Legal drugs still present many risks


January 17, 1995|By Joe Graedon and Dr. Teresa Graedon | Joe Graedon and Dr. Teresa Graedon,King Features Syndicate

Everybody knows that drugs are dangerous. Roughly 10,000 people die each year from illicit chemicals such as cocaine and heroin.

The danger associated with perfectly legal prescription medicines is often underestimated, though. A recent analysis by U.S. News & World Report shows that as many as two million people are hospitalized each year due to adverse drug reactions. Up to 140,000 die.

Many people are surprised that medications intended to relieve suffering and prolong life could actually cause harm. Yet pharmaceutical manufacturers, physicians and the Food and Drug Administration have known for years that all drugs pose risks.

Older people are at highest risk. They are the ones who often take the most medicine. The potential for serious reactions or dangerous drug interactions is frightening.

Anti-inflammatory drugs are just one example of the hazard. Many of those over 50 experience aches and pains associated with arthritis. They frequently take over-the-counter medications like aspirin, ibuprofen or naproxen. Physicians often prescribe similar compounds such as Daypro (oxaprozin), Feldene (piroxicam), Lodine (etodolac), Naprosyn (naproxen), Relafen (nabumetone), and Voltaren (diclofenac).

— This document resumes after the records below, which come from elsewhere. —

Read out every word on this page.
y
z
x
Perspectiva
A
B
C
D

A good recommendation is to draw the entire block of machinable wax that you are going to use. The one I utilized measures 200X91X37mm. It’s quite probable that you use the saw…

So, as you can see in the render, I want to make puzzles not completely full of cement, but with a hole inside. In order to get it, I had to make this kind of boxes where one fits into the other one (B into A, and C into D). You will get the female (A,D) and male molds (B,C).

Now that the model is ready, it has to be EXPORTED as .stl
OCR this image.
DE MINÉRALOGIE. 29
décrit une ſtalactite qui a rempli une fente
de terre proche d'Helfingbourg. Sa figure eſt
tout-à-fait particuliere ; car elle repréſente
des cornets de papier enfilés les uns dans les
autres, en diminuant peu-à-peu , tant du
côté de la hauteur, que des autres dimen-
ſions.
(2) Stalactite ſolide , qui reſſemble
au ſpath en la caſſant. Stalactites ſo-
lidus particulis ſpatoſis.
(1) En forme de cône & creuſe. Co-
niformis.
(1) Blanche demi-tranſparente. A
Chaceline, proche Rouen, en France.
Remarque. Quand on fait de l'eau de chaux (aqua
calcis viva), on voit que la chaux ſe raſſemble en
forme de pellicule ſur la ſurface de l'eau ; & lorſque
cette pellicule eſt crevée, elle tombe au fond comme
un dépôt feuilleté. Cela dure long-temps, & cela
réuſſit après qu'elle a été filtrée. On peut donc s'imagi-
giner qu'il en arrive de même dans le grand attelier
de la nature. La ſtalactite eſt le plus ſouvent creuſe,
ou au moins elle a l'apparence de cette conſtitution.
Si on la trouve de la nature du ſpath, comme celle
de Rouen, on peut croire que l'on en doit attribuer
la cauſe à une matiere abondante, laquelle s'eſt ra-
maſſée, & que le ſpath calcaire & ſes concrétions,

But such medications can be irritating to the stomach and even lead to bleeding ulcers. For older individuals this can be a life-threatening situation. Other complications can include increased blood pressure as well as kidney and liver problems.

Experts estimate that tens of thousands are hospitalized each year due to side effects from such arthritis medicines.

No one really knows the extent of the problem because few adverse reactions are reported to the FDA. The commissioner, Dr. David Kessler, believes that barely 1 percent of all serious side effects come to his agency's attention.

That represents only the most obvious consequences. Many medications make people dizzy or unsteady. Although prescriptions are written to ease pain and suffering and prolong life, doctors know this is a careful balancing act. Patients need to be well informed about both benefits and risks so they can be alert to early warning signs of trouble.

We have prepared a brochure on Drugs and Older People that highlights some of the riskiest medications, lists drugs that may cause forgetfulness, and includes a questionnaire. If you would like a copy, please send $2 with a long (No.10) stamped, self-addressed envelope to Graedons' People's Pharmacy, No. O-6, P.O. Box 52027, Durham, N.C. 27717-2027.

Q: I've heard that people who take niacin to lower cholesterol end up with skin that turns red. I take 3,000 milligrams of niacin and never have any flushing, though I did when I started. Why not?

A: People may adapt to this side effect if they take niacin regularly. Because of the possibility of liver damage, though, medical supervision is essential.

Joe Graedon is a pharmacologist. Dr. Teresa Graedon is a medical anthropologist and nutrition expert.